Category Archives: knife

Knife Reporting: apt + updates

Nathan and I were discussing yesterday the lack of a good way to visualize all of the updates waiting to be installed across a server cluster. I wrote a another knife script to do this, and Seth Falcon helped me clean it up.

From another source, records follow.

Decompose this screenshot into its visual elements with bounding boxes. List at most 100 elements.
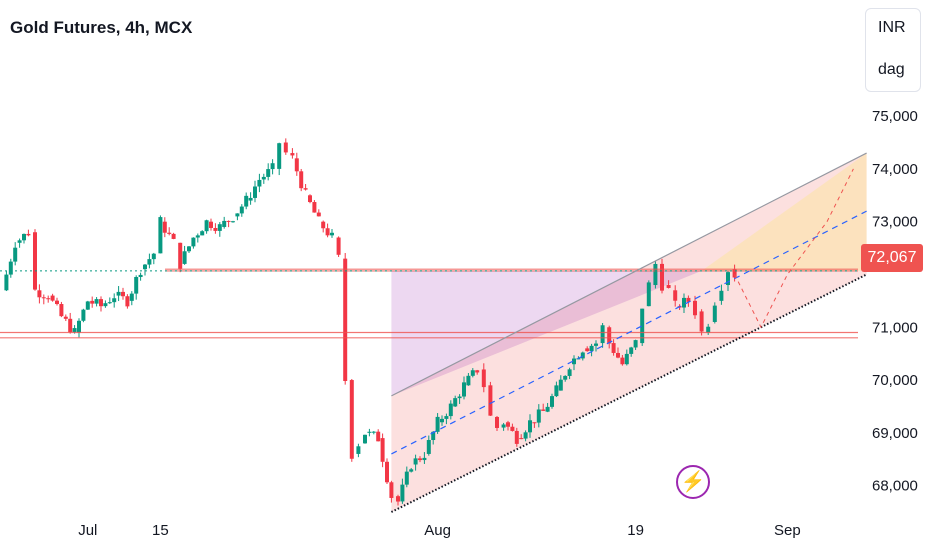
candle-body [470,370,475,376]
candle-body [462,382,466,397]
y-tick-label: 68,000 [872,478,918,495]
unit-label: dag [878,61,905,78]
candle-body [567,369,572,376]
candle-body [325,228,330,236]
candle-body [204,220,209,232]
candle-body [37,290,42,298]
candle-body [158,217,163,254]
candle-body [261,176,266,180]
candle-body [550,396,554,407]
candle-body [481,369,486,388]
profit-zone [391,270,702,396]
y-tick-label: 71,000 [872,319,918,336]
candle-body [316,212,321,217]
candle-body [640,308,645,344]
channel-upper-line [391,152,867,397]
y-tick-label: 74,000 [872,161,918,178]
candle-body [495,416,499,428]
candle-body [217,224,222,231]
candle-body [431,431,436,441]
candle-body [712,305,717,322]
y-tick-label: 73,000 [872,214,918,231]
candle-body [94,299,99,304]
candle-body [209,221,213,228]
candle-body [107,302,112,304]
candle-body [125,296,130,307]
candle-body [103,303,108,307]
candle-body [41,297,46,299]
candle-body [81,309,86,321]
candle-body [616,352,620,358]
candle-body [231,221,235,223]
candle-body [17,240,22,243]
candle-body [299,171,304,189]
candle-body [13,247,18,262]
projection-path [734,168,854,329]
candle-body [349,380,354,459]
candle-body [448,403,453,417]
x-tick-label: 19 [627,522,644,539]
candle-body [253,186,257,198]
y-tick-label: 70,000 [872,372,918,389]
candle-body [404,471,409,485]
y-tick-label: 75,000 [872,108,918,125]
candle-body [187,246,191,252]
candle-body [33,232,37,290]
candle-body [55,300,59,305]
candle-body [99,299,103,307]
candle-body [514,430,519,444]
candle-body [129,293,134,301]
candle-body [336,237,341,255]
candle-body [367,431,372,433]
candle-body [72,328,77,333]
candle-body [400,484,405,502]
candle-body [270,163,275,170]
candle-body [545,406,550,412]
candle-body [554,385,559,397]
candle-body [666,285,671,288]
candle-body [673,290,678,301]
candle-body [277,143,282,169]
currency-label: INR [878,19,906,36]
y-tick-label: 69,000 [872,425,918,442]
candle-body [162,221,167,233]
last-price-tag: 72,067 [861,244,923,272]
candle-body [356,446,361,454]
candle-body [653,263,658,286]
candle-body [572,358,576,365]
candle-body [376,431,381,442]
candle-body [624,353,629,365]
candle-body [594,343,598,346]
candle-body [426,440,431,454]
candle-body [510,426,515,431]
candle-body [248,197,253,201]
lightning-bolt-icon[interactable]: ⚡ [676,465,710,499]
candle-body [488,385,493,416]
candle-body [686,297,691,302]
candle-body [440,418,444,423]
candle-body [457,396,462,399]
candle-body [389,482,394,498]
candle-body [646,282,651,307]
candle-body [290,153,295,156]
candle-body [589,345,594,352]
channel-lower-line [390,273,868,513]
candle-body [629,347,634,354]
candle-body [4,274,9,291]
candle-body [580,352,585,359]
x-tick-label: 15 [152,522,169,539]
candle-body [182,251,187,264]
candle-body [90,300,95,304]
candle-body [308,195,312,203]
candle-body [330,232,334,236]
candle-body [620,357,625,365]
candle-body [532,422,537,424]
unit-selector[interactable]: INR dag [865,8,921,92]
candle-body [46,298,51,300]
candle-body [528,420,532,433]
candle-body [239,206,244,214]
candle-body [444,416,449,419]
candle-body [600,325,605,344]
candle-body [244,195,249,207]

# Knife exec script to search for and describe systems needing updates
# 2011-01-11 - Bryan McLellan <btm@loftninjas.org>

gem "net-ssh", ">= 2.0.23"
require 'net/ssh/multi'

class AptSsh < Chef::Knife::Ssh
  # Override configure_session so we can specify where to get the query
  def configure_session
    @longest = 0 # Set in Chef::Knife::Ssh.run
    q = Chef::Search::Query.new
    @action_nodes = q.search(:node, ARGV[2])[0]
    fqdns = @action_nodes.map { |item| item.fqdn }
    if fqdns.empty?
      Chef::Log.fatal("No nodes returned from search!")
      exit 10
    end
    session_from_list(fqdns)
  end

  def capture_command(command, subsession=nil)
    host_data = Hash.new { |h, k| h[k] = "" }
    subsession ||= session
    command = fixup_sudo(command)
    subsession.open_channel do |ch|
      ch.request_pty
      ch.exec command do |ch, success|
        raise ArgumentError, "Cannot execute #{command}" unless success
        ch.on_data do |ichannel, data|
          host_data[ichannel[:host]] << data
          if data =~ /^knife sudo password: /
            ichannel.send_data("#{get_password}\n")
          end
        end
      end
    end
    session.loop
    return host_data
  end
end

abort("usage: knife exec apt.knife QUERY") unless ARGV[2]
ssh = AptSsh.new
ssh.configure_session

# install apt-show-versions if it isn't installed
install_show_versions = <<EOH
if [ ! -e /usr/bin/apt-show-versions ] ; then
  echo INSTALLING APT-SHOW-VERSIONS ; sudo apt-get install apt-show-versions -y
fi
EOH
ssh.ssh_command(install_show_versions)

apt_data = ssh.capture_command('apt-show-versions -u -b')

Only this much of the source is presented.